Woman’s Car Gets Stolen And Crashed. Then Cop Tells Her The Thief Won’t Be Charged With A Crime: 'Yet My Car Is Totaled'
"No fine?"
A woman whose car was stolen, crashed, abandoned, and vandalized with her own lipstick says police told her the five people who took it would face no criminal charges because they had just been “joyriding.”
The 34-second clip framing the experience as a discovery about US criminal law has drawn responses from lawyers and victims of similar incidents that conflict with what she said the officer on her case told her.
The video was posted by Piper (@its__piper), a TikToker whose channel mostly logs everyday incidents and alternative beauty content. Her caption is “can’t make this up.”
The Crash And The Conversation With Police
Piper sets up her unfortunate experience as a public service announcement and a vent.
“Did you know that if someone steals your car and they claim that they were just joyriding, that they’ll face no jail time and possibly even no fine?” she asks. “Because I didn’t. But five people broke into my car last night, stole it, crashed it, and abandoned it. And they will face no punishment because they were just joyriding.”
The clip then cuts to green-screen photos of the car’s interior. Whoever took it left graffiti written in her lipstick on the dashboard and the inside of the windshield. “Yet my car is totaled,” she says. “And they were writing messages in my favorite lipstick. Nice. Spread positivity.”
Piper also clarified in a reply that she only had liability insurance and her car was worth roughly $8,000 before being totaled. Replacing it will come out of her pocket.
Is Joyriding A Crime?
Piper’s version of what a police officer told her appears to be at odds with the law. Cornell Law School’s legal information institute defines joyriding as “the unlawful taking of a vehicle without the consent of the owner, without intent to permanently deprive the owner of the vehicle,” and calls it “a criminal wrong” that “is typically classified as a misdemeanor rather than a felony.”
State criminal codes give it various names: Unauthorized Use of a Motor Vehicle, Unlawful Driving Away of an Automobile, or the local equivalent. But the act is criminalized in every state.
The penalties increase when there is damage. A survey of state laws maintained by CriminalDefenseLawyer.com, notes that joyriding convictions typically carry up to a year in jail for a misdemeanor, and up to several years’ imprisonment as a felony when the value of the vehicle is high or when the joyride caused damage. Texas treats it as a felony with up to two years incarceration and a $10,000 fine. Pennsylvania’s misdemeanor goes up to two years and a $5,000 fine. Joyriding charges in California can be filed either way.

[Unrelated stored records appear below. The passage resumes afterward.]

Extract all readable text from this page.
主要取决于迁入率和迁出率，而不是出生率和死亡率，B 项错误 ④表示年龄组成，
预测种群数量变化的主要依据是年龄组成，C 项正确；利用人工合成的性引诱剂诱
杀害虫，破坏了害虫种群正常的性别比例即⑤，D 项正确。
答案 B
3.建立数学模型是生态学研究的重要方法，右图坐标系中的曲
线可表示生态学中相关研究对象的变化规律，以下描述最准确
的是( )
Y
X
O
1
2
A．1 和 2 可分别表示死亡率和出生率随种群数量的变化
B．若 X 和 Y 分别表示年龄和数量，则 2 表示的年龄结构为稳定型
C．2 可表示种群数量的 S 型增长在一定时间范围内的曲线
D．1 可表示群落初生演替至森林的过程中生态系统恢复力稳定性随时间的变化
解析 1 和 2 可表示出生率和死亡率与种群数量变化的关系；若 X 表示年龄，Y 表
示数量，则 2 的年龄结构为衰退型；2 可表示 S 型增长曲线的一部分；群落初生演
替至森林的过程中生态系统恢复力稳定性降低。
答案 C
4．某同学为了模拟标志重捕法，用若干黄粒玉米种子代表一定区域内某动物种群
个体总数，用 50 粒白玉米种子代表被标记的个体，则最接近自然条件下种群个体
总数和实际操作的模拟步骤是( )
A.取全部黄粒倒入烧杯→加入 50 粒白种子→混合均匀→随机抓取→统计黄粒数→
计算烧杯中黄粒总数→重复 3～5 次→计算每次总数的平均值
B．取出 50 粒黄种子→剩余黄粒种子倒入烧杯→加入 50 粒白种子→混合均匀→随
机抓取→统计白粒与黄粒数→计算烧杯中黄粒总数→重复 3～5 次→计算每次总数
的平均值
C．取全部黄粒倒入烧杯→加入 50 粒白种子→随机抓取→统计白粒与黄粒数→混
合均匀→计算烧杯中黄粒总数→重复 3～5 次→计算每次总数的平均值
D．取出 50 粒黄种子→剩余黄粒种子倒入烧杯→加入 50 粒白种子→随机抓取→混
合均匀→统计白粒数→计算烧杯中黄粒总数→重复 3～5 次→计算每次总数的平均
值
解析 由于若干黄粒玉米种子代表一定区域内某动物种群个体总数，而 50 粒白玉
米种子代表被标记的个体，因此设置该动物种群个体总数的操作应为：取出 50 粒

What separates joyriding from grand theft auto is intent: the prosecution has to prove the defendant intended to permanently deprive the owner of the car to charge the more serious offense. The joyriding statutes exist precisely to cover the cases where someone takes a car for a temporary purpose.
Is There Another Way To Hold Joyriders Accountable?
Many comments focused on the gap between what the statutes say and what Piper says the officer told her. Jimbo posted the standard statutory definition under the video.
BusDriverStu, who said they had been through something similar, pointed out that even if criminal charges are not pursued, civil remedies remain: “Just because there’s a conviction loophole doesn’t mean they are not liable. Feel free to sue the occupants for destruction of property—all of them, even the passengers, are liable.” Breakfast added a procedural note. “You have to press charges,” they said. “The system doesn’t do it for you. If they’re minors, you press against the parents.”
Several commenters, including nicklchil and Echo Bear, said police had declined to pursue similar cases against them.
Whether the officer Piper spoke to was describing local prosecutorial practice, the limits of what the local district attorney’s office tends to file, or simply giving incorrect legal information is not something the clip resolves.
The practical paths open to her include requesting that the police forward the report to the local prosecutor’s office and ask in writing whether charges will be filed, which builds a paper trail; filing a civil suit against the identified occupants and, if any are minors, against their parents, which does not require a criminal conviction to succeed; and filing an insurance claim, though liability-only coverage will not pay for her car.
Motor1 reached out to Piper via TikTok direct message for additional comment. We’ll be sure to update this if she responds.